Era presente l’assessore regionale ai Lavori Pubblici, Massimo Giorgetti.
Miozzi/Presidente: “In un momento di crisi economico finanziaria e in un periodo di esiguità di risorse pubbliche, la Provincia di Verona, con il prezioso aiuto della Regione del Veneto, sta facendo un notevole sforzo per garantire al territorio le opere infrastrutturali necessarie e non più procrastinabili. La Regione ha erogato un contributo considerevole per i comuni veronesi grazie al quale sarà possibile effettuare opere importanti per i cittadini (opere viarie e opere pubbliche nei municipi ed edilizia religiosa), per i giovani (scuole, impianti sportivi e palestre), per le forze dell’ordine (caserme). I fondi stanziati sono di “peso” soprattutto perché portano benefici alle nostre aziende, consentono di aprire nuovi cantieri e aumentano i posti di lavoro (piano anticrisi e piccole opere). Come Provincia di Verona abbiamo posto l’attenzione soprattutto sulla viabilità e sulla messa in sicurezza di tutti gli edifici scolastici. Infine, confido che anche per il 2011 la Regione ci affianchi e ci sostenga come ha fatto fino ad oggi”.
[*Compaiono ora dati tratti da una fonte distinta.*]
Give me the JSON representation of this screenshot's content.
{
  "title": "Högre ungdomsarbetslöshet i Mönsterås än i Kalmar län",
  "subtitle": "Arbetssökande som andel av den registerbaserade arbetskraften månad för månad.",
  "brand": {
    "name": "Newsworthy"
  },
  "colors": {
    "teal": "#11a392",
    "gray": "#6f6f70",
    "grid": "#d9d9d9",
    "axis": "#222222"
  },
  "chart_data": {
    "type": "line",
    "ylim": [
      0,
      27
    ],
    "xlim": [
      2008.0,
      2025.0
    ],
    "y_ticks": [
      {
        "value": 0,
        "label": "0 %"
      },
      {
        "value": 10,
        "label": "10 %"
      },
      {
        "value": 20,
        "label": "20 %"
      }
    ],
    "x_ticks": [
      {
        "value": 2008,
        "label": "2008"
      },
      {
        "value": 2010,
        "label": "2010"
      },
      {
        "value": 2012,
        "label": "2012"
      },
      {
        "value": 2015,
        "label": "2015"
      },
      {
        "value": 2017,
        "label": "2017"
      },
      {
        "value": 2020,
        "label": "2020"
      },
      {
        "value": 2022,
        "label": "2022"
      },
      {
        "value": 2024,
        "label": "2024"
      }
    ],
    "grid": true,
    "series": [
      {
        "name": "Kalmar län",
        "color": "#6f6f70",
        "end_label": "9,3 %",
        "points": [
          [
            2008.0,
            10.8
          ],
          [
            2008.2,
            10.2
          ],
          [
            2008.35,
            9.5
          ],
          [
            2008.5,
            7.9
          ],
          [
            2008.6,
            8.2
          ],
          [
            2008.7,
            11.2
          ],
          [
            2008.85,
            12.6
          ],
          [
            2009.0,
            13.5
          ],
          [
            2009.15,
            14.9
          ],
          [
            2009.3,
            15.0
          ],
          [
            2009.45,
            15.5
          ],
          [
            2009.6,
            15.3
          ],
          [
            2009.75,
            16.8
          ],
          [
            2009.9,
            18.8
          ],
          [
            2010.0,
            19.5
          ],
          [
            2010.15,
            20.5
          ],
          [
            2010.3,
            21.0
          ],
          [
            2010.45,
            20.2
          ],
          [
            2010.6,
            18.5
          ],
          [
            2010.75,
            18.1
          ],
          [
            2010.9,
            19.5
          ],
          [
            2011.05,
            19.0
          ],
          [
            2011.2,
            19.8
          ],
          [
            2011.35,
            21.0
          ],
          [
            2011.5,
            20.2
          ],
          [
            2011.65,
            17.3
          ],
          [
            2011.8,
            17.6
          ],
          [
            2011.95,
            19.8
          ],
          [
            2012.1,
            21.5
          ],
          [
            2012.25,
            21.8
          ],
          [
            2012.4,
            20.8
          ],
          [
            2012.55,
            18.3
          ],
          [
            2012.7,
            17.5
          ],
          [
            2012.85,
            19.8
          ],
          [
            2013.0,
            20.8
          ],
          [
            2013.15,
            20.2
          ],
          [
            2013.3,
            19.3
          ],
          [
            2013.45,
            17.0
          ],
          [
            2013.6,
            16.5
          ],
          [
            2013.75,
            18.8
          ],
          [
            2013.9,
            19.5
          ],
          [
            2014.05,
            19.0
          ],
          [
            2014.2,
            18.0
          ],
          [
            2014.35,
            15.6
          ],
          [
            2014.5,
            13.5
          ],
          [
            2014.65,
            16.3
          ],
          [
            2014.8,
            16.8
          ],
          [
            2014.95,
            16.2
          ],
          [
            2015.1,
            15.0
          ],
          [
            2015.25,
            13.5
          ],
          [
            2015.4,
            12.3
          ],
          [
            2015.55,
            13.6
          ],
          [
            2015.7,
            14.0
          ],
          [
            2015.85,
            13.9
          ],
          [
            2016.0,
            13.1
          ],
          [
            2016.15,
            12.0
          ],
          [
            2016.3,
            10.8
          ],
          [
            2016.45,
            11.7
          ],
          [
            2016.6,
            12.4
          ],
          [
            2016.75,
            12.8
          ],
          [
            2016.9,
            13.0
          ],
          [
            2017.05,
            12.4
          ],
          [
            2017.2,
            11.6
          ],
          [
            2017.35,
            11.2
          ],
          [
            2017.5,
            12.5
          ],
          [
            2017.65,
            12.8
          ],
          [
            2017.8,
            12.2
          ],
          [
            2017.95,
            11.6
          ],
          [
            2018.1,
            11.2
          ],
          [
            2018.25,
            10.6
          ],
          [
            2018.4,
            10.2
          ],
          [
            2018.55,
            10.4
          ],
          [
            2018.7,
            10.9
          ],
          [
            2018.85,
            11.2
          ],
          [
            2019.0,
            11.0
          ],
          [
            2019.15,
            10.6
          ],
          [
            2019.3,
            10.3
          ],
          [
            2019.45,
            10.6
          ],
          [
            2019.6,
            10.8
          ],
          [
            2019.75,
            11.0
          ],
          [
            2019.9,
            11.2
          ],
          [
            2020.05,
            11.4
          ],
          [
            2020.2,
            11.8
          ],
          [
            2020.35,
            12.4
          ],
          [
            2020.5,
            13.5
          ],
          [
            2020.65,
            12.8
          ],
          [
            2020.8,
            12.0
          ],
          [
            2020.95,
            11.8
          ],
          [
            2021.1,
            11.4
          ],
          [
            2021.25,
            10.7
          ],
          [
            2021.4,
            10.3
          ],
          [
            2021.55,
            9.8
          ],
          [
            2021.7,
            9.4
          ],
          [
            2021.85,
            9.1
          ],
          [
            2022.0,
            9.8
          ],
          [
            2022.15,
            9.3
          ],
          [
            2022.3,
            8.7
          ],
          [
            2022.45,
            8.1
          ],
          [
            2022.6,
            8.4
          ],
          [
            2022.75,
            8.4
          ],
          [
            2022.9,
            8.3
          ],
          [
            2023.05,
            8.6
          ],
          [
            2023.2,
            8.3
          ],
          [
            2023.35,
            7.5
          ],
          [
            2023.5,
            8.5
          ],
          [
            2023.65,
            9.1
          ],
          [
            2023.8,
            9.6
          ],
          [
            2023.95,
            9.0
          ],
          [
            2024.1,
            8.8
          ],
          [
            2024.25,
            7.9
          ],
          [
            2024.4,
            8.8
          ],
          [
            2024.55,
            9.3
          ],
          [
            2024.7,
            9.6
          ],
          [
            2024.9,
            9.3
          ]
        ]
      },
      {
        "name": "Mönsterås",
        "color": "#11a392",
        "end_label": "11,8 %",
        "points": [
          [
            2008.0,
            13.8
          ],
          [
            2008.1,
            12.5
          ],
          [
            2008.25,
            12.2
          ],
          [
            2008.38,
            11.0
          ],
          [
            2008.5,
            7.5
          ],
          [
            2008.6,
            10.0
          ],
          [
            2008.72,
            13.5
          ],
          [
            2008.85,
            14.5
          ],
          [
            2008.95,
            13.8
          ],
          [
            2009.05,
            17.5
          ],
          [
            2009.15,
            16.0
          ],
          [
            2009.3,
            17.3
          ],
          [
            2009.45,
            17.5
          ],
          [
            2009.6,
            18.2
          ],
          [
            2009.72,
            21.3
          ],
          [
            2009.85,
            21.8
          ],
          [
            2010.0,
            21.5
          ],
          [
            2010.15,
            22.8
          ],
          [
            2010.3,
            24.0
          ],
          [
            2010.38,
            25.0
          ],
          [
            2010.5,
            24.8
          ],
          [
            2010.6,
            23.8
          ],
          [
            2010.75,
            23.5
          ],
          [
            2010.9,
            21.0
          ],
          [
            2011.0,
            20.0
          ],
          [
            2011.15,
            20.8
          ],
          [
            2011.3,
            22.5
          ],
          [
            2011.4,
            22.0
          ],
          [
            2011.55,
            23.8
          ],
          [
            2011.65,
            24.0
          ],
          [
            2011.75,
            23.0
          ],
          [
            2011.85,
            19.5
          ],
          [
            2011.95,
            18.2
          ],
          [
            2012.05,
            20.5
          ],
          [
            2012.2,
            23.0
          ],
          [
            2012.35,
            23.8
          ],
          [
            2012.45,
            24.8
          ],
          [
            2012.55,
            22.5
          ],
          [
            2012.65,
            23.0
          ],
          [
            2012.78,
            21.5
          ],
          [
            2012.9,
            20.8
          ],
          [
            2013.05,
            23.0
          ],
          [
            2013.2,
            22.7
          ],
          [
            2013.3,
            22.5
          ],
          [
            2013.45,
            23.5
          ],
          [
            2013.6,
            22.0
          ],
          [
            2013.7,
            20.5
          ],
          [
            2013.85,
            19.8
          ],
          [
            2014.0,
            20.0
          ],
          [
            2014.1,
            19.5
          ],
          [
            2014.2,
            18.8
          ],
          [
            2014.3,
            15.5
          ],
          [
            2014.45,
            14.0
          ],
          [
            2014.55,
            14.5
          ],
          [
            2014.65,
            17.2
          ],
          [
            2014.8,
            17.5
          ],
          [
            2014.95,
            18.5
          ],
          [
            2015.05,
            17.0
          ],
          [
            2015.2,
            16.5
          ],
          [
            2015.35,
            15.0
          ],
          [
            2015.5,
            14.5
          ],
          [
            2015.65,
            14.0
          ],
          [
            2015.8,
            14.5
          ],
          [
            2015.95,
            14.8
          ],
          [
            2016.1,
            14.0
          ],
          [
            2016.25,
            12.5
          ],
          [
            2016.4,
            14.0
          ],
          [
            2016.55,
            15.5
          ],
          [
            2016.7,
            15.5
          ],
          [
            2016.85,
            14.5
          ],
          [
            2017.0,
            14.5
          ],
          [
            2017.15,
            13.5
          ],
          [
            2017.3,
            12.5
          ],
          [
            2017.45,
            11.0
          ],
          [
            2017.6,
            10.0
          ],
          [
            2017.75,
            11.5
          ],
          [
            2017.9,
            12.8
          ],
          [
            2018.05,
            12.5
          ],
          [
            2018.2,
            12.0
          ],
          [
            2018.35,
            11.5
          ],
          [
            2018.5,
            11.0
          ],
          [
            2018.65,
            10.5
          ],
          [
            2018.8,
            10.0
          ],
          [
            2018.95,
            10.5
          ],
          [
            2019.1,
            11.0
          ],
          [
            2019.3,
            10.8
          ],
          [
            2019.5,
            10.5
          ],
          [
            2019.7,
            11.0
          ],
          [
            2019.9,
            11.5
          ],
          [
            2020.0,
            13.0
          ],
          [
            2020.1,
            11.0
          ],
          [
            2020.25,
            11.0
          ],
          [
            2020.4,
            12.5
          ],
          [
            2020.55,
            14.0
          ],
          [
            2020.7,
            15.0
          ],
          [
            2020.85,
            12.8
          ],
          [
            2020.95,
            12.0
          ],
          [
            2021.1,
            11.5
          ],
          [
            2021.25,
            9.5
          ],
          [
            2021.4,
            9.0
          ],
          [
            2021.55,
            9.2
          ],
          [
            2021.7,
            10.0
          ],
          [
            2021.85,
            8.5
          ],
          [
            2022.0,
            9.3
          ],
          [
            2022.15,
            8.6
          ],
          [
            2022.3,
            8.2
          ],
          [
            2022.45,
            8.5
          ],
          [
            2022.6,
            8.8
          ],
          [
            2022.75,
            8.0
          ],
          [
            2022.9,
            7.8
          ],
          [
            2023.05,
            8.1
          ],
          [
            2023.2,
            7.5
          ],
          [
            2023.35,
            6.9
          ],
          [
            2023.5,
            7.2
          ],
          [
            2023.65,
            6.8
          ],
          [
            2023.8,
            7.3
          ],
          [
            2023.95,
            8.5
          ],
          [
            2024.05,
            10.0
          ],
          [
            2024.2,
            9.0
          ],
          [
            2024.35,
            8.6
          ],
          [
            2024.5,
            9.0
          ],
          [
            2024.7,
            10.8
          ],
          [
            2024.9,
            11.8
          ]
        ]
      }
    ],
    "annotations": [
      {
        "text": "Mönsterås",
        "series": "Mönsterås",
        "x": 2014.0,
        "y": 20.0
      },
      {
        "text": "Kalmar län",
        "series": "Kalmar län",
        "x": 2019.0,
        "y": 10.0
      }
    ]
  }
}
Giorgetti/Assessore regionale: “La Regione ha stanziato circa 60 milioni di euro per finanziare gli interventi della Provincia di Verona. Tali fondi hanno già consentito alla Provincia di organizzare al meglio importanti manifestazioni sportive, come i Mondiali di Volley. Saranno, inoltre, indispensabili per il completamento e la manutenzione di molte infrastrutture, tra le quali impianti sportivi, opere pubbliche, scuole, caserme e luoghi di culto. Le piccole opere, riguardanti il piano anticrisi, sono finanziate all’ 80% dalla Regione e interessano tutti i Comuni veronesi: attualmente ne hanno già beneficiato 10 sul 98. Nei prossimi giorni verrà varato un provvedimento regionale che consentirà la vendita di immobili dell’Ater con più di vent’anni agli affittuari, che lo vorranno, ad un costo proporzionale al reddito. Questo piano straordinario di vendita frutterà alla Regione tra i 300 e i 400 milioni di euro che potranno essere messi a disposizione per ulteriori progetti di edilizia pubblica. Infine, mi piace ricordare che le priorità del prossimo piano regionale per l’edilizia saranno concordate e concertate con i  Comuni e le Province in modo da ottimizzare tempi e modalità di lavoro. Insomma, la Regione del Veneto, in materia di edilizia, continua a mantenere le promesse fatte ai cittadini”.